Stephen doesn’t have too many real friends at university, but the ones he does have are carefully chosen. They are all his intellectual equals (or at least close to it). Though Cranly often is interpreted as the most important of Stephen’s friends, we think Davin stands out in this group of three; he and Stephen are opposites in many ways, drawn to each other by a mutual sense of fascination. They share a highly developed sense of idealism, which takes different forms in each of them. While Stephen’s idealism is centered on his somewhat cold aesthetic theory and belief in the redemptive power of art, Davin, who comes from the countryside, is a nationalist and possibly a Fenian (Irish revolutionary). He has an optimistic belief in the future of Ireland, and he tries to convince Stephen that the country comes before anything else, including art. Davin also possesses a certain innate goodness and innocence that separates him from the other characters we meet – perhaps this stems from his rural roots. He is out of place in the squalid, sinful city.

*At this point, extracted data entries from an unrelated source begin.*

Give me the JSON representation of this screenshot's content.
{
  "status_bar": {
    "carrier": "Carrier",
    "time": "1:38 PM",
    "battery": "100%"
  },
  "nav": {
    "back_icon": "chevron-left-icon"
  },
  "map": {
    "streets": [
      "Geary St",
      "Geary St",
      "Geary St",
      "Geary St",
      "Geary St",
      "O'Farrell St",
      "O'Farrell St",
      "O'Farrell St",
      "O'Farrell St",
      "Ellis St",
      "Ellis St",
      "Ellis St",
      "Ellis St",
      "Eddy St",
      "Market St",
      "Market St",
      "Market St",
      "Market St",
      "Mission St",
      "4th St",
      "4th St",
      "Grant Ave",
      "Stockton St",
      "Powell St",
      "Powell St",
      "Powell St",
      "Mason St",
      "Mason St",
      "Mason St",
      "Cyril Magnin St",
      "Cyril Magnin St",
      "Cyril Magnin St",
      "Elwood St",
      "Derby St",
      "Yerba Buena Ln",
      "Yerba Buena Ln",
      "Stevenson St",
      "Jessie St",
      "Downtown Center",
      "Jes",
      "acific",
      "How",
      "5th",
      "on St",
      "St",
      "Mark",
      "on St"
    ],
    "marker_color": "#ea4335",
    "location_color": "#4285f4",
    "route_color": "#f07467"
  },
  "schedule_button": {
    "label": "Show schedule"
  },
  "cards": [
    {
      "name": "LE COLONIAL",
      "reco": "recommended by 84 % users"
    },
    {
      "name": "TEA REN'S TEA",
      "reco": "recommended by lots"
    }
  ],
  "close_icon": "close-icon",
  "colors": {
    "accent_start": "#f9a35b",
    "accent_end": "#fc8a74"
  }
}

Cranly and Lynch are quite a pair. They are similar in many ways; both use language in a fascinating and often comical manner (they each have a trademark expletive; Cranly’s is "flaming" and Lynch, for whatever reason, likes the word "yellow"). Both are described as having mask-like, sometimes sinister faces; Cranly’s face is a priest-like death mask, while Lynch’s resembles a smiling devil’s mask. They serve similar functions for Stephen, as well. He bounces his ideas on aesthetic theory off of both of them, and they question him shrewdly. Ultimately, Stephen has a falling out with Cranly, who goes slightly too far in his line of questioning, on the topic of Stephen’s break with religion and family.
All three of these friends serve a central purpose, which is to allow us to see Stephen interacting with them. From their conversations, we take away a more thorough understanding of Stephen’s theories, and what he’s really like at this turbulent time in his life.